Back in the early '60s, before all of that happened, 75 percent of the American people believed in their institutions, believed that presidents, most of the time were doing right thing for the country. After Vietnam and Watergate that dropped down to about 35 percent. It briefly went back right after 9/11, but now it's back to the 35 percent level.

Events like this are very helpful in re-cementing the country together and giving us a sense that these people who lead us, no matter what their political enemies may say from time to time, that they're human beings, that quite often their heart is in the right place. And I think it's helpful.

LEMON: Yes. And many times, you know, they say people sometimes romanticize their childhood and we may be romanticizing history here for a bit. But when you look at the eulogies of both Donald Rumsfeld and Jimmy Carter, Donald Rumsfeld specifically talking about how bipartisan Gerald Ford was and how he reached across the aisle and how he -- well, very funny, taking advice from his wife -- but how he never really wanted to criticize anyone. He was not that sort of person. Is that correct?

SHENKMAN: I think that that rings true. It's interesting to me to watch Rumsfeld and Carter up there, both of them very interesting selections. Here you have Donald Rumsfeld, whom the late president had told Bob Woodward and Michael Beshlaas (ph) that he was unhappy with the direction of the country under Rumsfeld's leadership over in the Pentagon. He opposed this Iraq war. Rumsfeld, of course, closely identified with the Iraq war.

LEMON: And Richard, that's interesting because that only happened -- we only learned about that in the last couple of days and that will, indeed, change the legacy of this president.

SHENKMAN: It really does. It really does reshape the way we think about Gerald Ford. Although, it reinforces an impression that he was a man of the past in the way that he was much more of a moderate Republican than the modern Republican Party...

LEMON: Why would he do this? Why would it take so long for him do this?

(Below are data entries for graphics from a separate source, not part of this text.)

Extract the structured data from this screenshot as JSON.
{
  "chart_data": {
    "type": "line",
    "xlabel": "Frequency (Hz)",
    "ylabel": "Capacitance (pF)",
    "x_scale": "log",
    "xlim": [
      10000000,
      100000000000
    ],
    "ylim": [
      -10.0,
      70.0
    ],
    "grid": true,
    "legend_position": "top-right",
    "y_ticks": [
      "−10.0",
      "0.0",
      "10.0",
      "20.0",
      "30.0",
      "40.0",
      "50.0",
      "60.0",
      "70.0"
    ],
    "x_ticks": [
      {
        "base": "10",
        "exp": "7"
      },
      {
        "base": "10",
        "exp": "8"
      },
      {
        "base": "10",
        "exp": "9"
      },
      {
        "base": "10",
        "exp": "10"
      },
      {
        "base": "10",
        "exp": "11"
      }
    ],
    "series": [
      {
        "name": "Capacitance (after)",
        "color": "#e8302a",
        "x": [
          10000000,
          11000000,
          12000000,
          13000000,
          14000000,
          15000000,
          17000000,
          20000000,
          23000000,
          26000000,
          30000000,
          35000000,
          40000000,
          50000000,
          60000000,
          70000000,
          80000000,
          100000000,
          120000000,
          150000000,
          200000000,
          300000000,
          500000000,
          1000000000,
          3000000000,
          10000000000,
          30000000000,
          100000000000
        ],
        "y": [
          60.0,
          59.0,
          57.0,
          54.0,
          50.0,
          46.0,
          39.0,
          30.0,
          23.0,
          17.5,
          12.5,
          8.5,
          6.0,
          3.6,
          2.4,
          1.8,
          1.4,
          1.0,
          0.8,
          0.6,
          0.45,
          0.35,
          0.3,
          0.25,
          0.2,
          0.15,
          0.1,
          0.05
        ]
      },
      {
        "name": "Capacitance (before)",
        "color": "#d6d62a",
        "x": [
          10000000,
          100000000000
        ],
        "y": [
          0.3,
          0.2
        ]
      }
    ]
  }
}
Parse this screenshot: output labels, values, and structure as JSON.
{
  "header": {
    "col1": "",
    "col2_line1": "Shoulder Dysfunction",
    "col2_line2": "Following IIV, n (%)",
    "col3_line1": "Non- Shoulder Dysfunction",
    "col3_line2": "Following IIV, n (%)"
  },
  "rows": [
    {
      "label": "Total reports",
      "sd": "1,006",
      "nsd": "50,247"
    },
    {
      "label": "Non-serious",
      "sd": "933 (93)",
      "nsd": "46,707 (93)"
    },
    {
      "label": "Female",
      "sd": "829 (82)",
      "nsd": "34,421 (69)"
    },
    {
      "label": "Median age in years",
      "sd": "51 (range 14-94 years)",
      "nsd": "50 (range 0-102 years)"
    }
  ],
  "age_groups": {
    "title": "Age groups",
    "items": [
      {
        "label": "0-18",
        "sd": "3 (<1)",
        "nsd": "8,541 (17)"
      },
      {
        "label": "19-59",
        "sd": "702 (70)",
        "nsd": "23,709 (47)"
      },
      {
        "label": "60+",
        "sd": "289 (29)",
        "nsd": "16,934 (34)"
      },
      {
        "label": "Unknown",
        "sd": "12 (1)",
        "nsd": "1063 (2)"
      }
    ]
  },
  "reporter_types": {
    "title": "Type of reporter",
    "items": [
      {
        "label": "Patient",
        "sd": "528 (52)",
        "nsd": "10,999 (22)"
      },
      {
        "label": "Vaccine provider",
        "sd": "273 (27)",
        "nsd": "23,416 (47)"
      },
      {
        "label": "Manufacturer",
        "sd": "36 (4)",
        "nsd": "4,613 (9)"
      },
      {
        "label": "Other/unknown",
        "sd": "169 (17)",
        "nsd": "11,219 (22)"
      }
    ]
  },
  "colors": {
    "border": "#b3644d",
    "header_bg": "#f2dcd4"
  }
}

Why wouldn't he do it when it was happening or in the run-up to the war?

SHENKMAN: Well, most presidents don't want to comment in public about what their successors are doing in office any more than when they were president they wanted to be hearing in public from the previous holders of the office. They respect the office. They understand that the guy who's there at the time, he needs to be able to feel like he can do what he wants without having to look over his shoulder and hear from his previous incumbents of the office.

So, I think he did it out of respect. Quite often the presidents just can't help themselves when they talk. I think in this case, he was giving an interview for history.

LEMON: Right.

SHENKMAN: And he probably had no idea, back in 2004 when talking to Woodward, or 2005, that the Iraq war would still be going on.

LEMON: Richard, the funeral proceeding here is concluding. I'm sorry to cut you off but we want to take a listen to this.

(MUSIC AND FOOTAGE OF THE FORD FUNERAL)

LEMON: Just really some poignant moments here happening all day, Kyra, in Grand Rapids, Michigan at Grace Episcopal Church in Grand Rapids. This is the final ceremony for the former president, 38th president of the United States. And we have been watching this all day, watching the family members, who have been -- gone through some very sad moment moments, some tears and some laughter as well here today.

PHILLIPS: Now his body will be buried this afternoon on a hill right near the Gerald R. Ford Presidential Museum there in Grant Rapids, Michigan. The museum's lobby had been opened to the public all through last night into today so people could come through and pay their respects and view the flag-draped casket.

Now the final journey. It'll come to its resting place. As the pastor said, he's headed to the land of light and joy.

And from here, out Wolf Blitzer is going to take over.